En los últimos años están apareciendo titulares periodísticos que hablan de 'missiólogos', por supuesto que referidos a esos certámenes de belleza femenina. Me imagino que esos 'profesionales' son los estudiosos de campo de las 'missis'. Lo extraño es que nunca he visto por ningún lado un tratado de 'missiología' ni una facultad de esa 'novedosa disciplina'. A todas luces se sabe que esta palabreja es un 'neologismo' antojadizo de los señores que manejan esos eventos, a menos que ya existan libros técnicos de la rimbombante 'missiología'. Mientras esto no suceda, la missiología es un significante sin significado.
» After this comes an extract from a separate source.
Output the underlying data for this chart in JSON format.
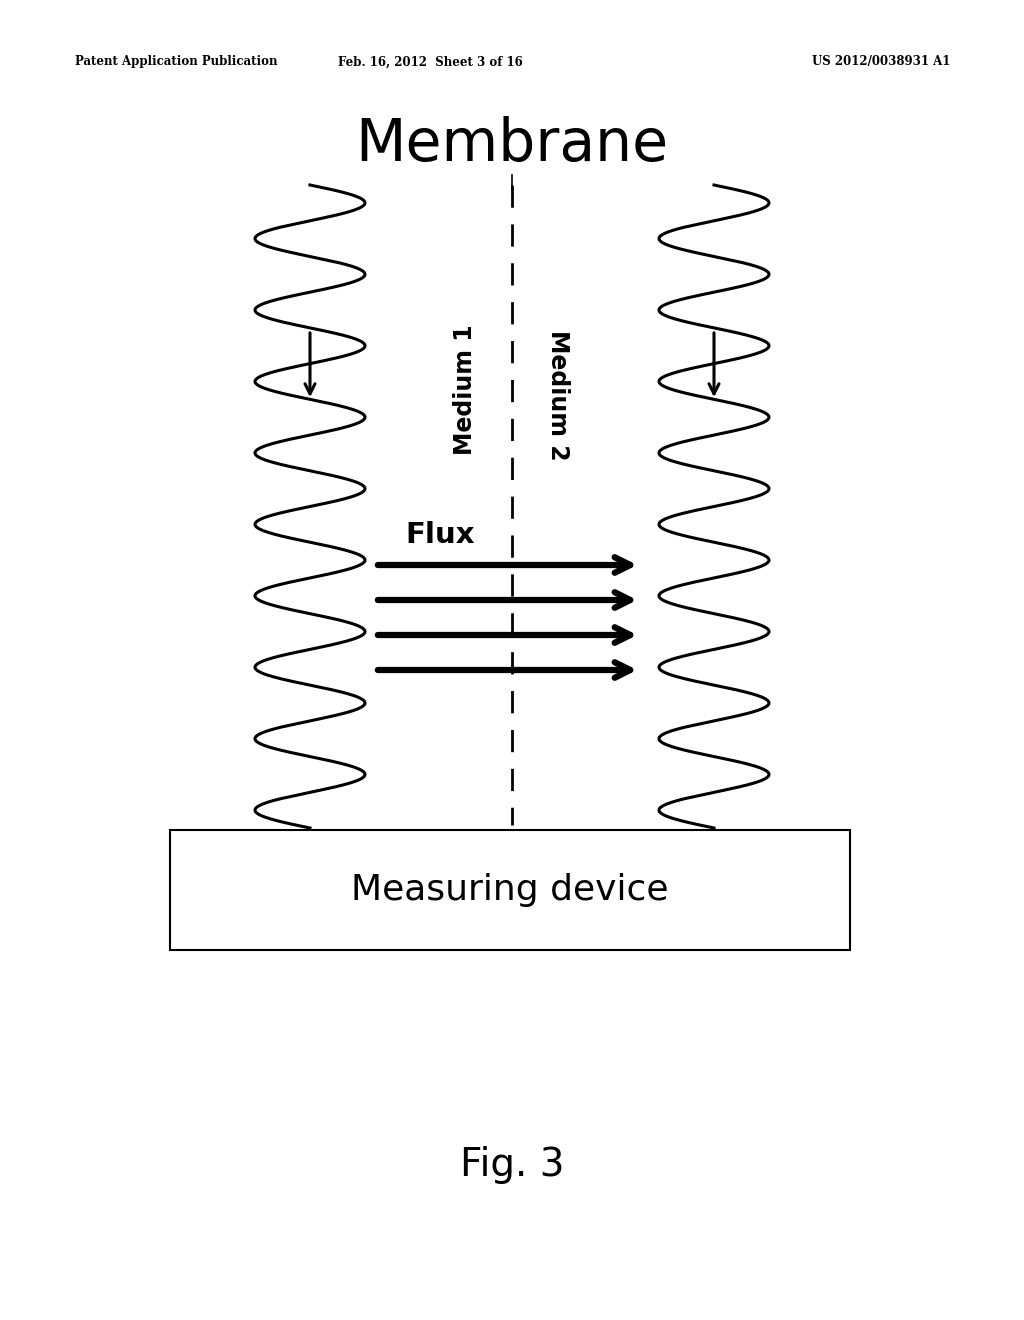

Los centros educativos privados, por lo general, en su deseo de promocionarse con buenas estrategias de mercado ponen en sus comerciales algunas de las ventajas que ofrecen: 'Clases servidas con tecnología de punta' porque tienen computadores y otros implementos de informática. Qué es eso de punta, se preguntaría un campesino o un individuo común de la ciudad. Nada tiene que ver 'punta' con la tecnología. Qué cuesta simplificar la idea y decir 'Las clases son servidas con tecnología avanzada, moderna' y de inmediato el receptor intuye que ahí hay equipos de alta calidad para la enseñanza.
'Era bien bonita', 'Juan vive bien pobre'. Aquí está dos veces el adverbio 'bien' y en la segunda oración parece que no fue 'bien' empleado. 'Bien', como adverbio, significa 'correcta y adecuadamente'; sin embargo, en sentido enfático y con el equivalente a 'muy' podría acompañar a ciertos adjetivos: 'Llegó bien tarde'; no obstante, su aplicación está más orientada a su significado original: Nelson camina bien vestido, estoy bien informado. Éstos ejemplos equivalen a 'adecuadamente vestido, correctamente informado'
El exceso enfático, o equivocado, en este adverbio se nota cuando hay tanta gente que afirma 'sentirse bien mal', 'están bien pobres'; no se sabe entonces cómo están en la realidad. Lo claro será, si es que no anda nada bien: 'se siente muy mal', 'están muy o bastante pobres'
Hasta el sábado Toncontín dejo de 'lucir' desolado, decía en el pie de foto de un rotativo. El lector deduce, por costumbre, que aquel aeródromo había permanecido sin actividad antes de ese sábado. Lucir encierra la idea de adorno, iluminar, comunicar luz, claridad. Usted luce su ropa, San Pedro luce como una ciudad bella. A ese hombre le luce trabajar porque nunca pasa calamidades. Por consiguiente, no se nota claro pensar que 'la desolación puede ser objeto de lucir' o que 'La ciudad luce muy desordenada', pero sí 'San Pedro luce muy ordenada'.